Short describes a trade that makes a profit if the asset being traded falls in price. It is also referred to as going short, shorting or sometimes selling.


When it comes to stock market trading, the terms long and short refer to whether a trade was initiated by buying first or selling first.

A long trade is initiated by purchasing with the expectation to sell at a higher price in the future and realize a profit.
The opposite kind of trade is initiated by selling, before buying, with the intent to repurchase the stock at a lower price and realize a profit. 

Shorting is the opposite of going long, or trading to make a profit if the market increases in price.

The most popular method of shorting is this kind of selling. There are two main methods:

  • When a trader borrows an asset they do not own from a broker and sells it on the market. Usually, the borrowing and selling of the asset are taken care of by the broker.
  • Derivatives such as CFDs or spread bets enable traders to open this positions that do not require borrowing the underlying asset.

There are other ways of opening these positions.

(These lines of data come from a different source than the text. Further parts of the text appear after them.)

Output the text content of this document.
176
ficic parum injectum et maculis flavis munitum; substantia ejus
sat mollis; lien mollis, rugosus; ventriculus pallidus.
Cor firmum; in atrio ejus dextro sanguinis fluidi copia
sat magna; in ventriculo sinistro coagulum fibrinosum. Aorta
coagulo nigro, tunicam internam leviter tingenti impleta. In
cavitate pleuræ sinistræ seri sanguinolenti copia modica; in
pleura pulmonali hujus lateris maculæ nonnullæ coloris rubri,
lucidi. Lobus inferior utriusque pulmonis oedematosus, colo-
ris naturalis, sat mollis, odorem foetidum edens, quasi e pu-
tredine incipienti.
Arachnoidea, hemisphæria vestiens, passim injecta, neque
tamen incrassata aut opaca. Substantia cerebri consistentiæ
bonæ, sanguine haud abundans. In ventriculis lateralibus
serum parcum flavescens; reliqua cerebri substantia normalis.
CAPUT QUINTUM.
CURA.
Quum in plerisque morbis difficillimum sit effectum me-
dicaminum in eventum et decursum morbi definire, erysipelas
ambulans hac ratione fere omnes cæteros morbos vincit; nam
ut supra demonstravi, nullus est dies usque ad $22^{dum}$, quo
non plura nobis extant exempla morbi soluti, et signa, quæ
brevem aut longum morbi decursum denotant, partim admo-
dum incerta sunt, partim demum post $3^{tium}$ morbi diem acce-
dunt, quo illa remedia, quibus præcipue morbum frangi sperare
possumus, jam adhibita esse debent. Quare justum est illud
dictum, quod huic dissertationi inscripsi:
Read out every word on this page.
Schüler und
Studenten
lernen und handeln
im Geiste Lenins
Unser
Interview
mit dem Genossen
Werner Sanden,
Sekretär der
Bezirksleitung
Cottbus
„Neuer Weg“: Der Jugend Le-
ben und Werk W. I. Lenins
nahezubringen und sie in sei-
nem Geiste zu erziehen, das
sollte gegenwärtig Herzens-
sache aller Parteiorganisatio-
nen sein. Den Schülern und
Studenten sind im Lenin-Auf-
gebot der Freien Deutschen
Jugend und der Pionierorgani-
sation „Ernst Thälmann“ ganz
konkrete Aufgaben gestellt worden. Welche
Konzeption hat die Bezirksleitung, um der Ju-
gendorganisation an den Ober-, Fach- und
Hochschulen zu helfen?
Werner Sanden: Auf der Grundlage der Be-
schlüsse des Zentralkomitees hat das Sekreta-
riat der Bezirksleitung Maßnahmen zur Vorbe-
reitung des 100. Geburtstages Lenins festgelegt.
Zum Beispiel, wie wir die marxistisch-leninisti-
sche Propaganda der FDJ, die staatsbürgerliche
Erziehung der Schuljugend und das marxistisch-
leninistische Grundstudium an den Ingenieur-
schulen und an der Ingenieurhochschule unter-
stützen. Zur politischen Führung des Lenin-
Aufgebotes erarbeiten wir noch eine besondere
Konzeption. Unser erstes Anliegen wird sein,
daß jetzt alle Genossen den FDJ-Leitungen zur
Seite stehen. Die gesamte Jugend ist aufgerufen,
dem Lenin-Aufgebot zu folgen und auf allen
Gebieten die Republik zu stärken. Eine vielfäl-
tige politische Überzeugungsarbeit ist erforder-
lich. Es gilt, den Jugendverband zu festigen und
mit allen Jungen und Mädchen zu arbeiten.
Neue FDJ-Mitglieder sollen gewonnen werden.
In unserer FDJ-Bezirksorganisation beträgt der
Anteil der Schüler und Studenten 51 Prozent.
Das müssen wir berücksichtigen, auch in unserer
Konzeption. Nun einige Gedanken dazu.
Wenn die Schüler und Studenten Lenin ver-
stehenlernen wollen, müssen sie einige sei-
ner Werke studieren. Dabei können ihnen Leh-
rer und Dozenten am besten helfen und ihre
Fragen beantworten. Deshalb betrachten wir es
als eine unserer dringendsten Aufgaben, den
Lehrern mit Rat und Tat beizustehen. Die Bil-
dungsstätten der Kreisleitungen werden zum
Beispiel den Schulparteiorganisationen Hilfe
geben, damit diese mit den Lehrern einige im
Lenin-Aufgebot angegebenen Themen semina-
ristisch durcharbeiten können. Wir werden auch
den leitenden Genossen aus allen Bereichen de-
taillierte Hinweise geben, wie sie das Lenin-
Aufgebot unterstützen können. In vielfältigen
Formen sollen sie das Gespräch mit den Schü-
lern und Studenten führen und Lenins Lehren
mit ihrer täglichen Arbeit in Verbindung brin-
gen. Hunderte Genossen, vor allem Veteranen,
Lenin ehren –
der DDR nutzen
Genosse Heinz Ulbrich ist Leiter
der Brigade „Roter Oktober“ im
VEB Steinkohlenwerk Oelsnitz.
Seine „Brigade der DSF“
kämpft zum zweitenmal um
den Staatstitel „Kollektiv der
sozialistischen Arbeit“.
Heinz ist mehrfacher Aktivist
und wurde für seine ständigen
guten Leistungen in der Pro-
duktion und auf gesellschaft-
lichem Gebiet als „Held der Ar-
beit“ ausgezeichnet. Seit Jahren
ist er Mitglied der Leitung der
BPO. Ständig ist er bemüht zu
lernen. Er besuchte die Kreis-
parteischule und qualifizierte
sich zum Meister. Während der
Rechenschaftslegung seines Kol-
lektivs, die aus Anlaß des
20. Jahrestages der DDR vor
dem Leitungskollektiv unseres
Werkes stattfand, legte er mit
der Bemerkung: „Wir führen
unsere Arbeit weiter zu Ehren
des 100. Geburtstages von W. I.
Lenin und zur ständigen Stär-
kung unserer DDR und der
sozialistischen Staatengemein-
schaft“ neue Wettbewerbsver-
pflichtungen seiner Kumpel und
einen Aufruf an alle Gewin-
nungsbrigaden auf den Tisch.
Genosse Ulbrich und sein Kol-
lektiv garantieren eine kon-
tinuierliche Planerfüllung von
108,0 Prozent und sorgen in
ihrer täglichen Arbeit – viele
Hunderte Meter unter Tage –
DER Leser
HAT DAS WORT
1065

Digital 100s, which can only be traded by professional clients, offer a simplified form of option that does not require the trader to own the underlying asset.


Day traders sell assets before buying them and are hoping the price will go down. They realize a profit if the price they buy it for is lower than the price they sold it at.

“Shorting” is confusing to most new traders since in the real world we typically have to buy something to sell it. In the financial markets, you can buy and then sell or sell then buy.

Day traders often use the terms “sell” and “short” interchangeably.

Similarly, some trading software has a trade entry button marked “sell,” while others have a trade entry button marked “short.”
This term often is used to describe an open position. As in “I am short SPY.” This indicates the trader currently has a short position in S&P 500 (SPY) ETF.

Traders often say I am “going short” to indicate their interest in shorting a particular asset.